個別資産の評価・管理の基本は、リスク・リターン分析である。多種多様な資産から構成されるポートフォリオを評価・管理する場合においてもそれは同じで、部門別、資産種類別、あるいは個別資産別のリスク・リターン分析が重要な基礎資料の一つとなる。ところで、個別資産ごとの将来価格(収益率)分布が既知であるとき、資産ごとに求めた期待収益率の加重平均をとるとポートフォリオの期待収益率となるが、資産ごとに求めたリスク量(例えば標準偏差、Var、T-VaRなど)を単純に合算しても、ポートフォリオのリスク量とは一致しないことが知られている。資産価格の変動性の相関が1でない限り、ポートフォリオには分散投資効果が働くからである。
ポートフォリオ管理者にとって重要なのは、単純な個別資産のリスク量そのものではない。当該ポートフォリオを既に抱えているという条件の下で算出される、分散投資効果の寄与を考慮した個別資産あたりのリスク量である。分散投資効果が反映されるリスク尺度も、これまでに幾つか提案されてきたが、個別資産のリスク量の総和がポートフォリオ全体のリスク量になることは必ずしも保証されていなかった。一方、ポートフォリオ全体のリスク量に対する個別資産の寄与(本稿ではこれをRC、risk contribution と呼ぶ)を求める方法も、簡便的なものしかなかった。
そのような中で最近、同次関数に関するオイラーの定理を用いてRCを表現する、という考え方が提案された。このオイラーの定理に基づくRCは、ポートフォリオ全体のリスク量をもとに算出されるので、もちろん分散投資効果の寄与を反映したリスク量である。しかも、その総和がポートフォリオ全体のリスク量に一致することは数学的に保証されている。このような理由から、オイラーの定理に基づくRCは、リスク管理者にとって非常に魅力的なリスクと考えられる。しかし、これには実用上幾つかの問題が存在する。そのうち最も重要なものは、計算結果が安定であるとは限らないという点である。

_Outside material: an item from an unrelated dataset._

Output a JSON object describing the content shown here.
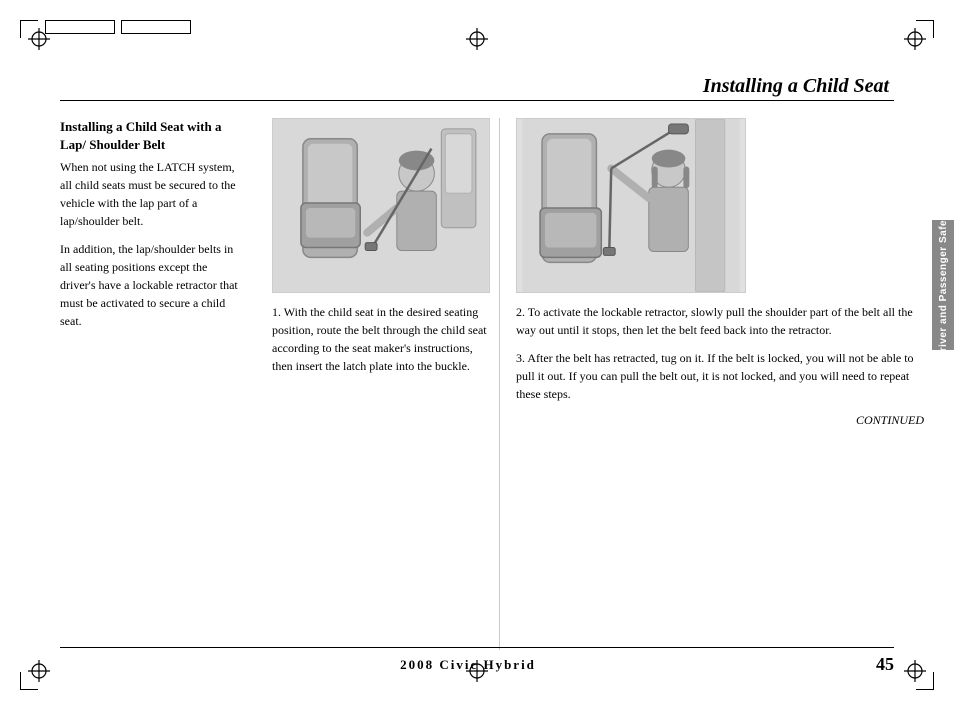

また、本稿では、ポートフォリオのリスク尺度としての望ましい性質についても簡単に触れる。現在、リスク尺度の中ではVaR(Value at Risk)がもてはやされているが、VaRには標準偏差など古典的なリスク尺度とやや異なる性質があり、それが最近では一部の理論家から批判されている。本稿では、それらの批判を紹介し、VaRに代わるリスク尺度として最近注目を集めているT-VaR(Tail-VaR、conditional VaR ともいう)について述べる。さらに、T-VaRを最小化するポートフォリオ(最適ポートフォリオ)を求める計算法も紹介する。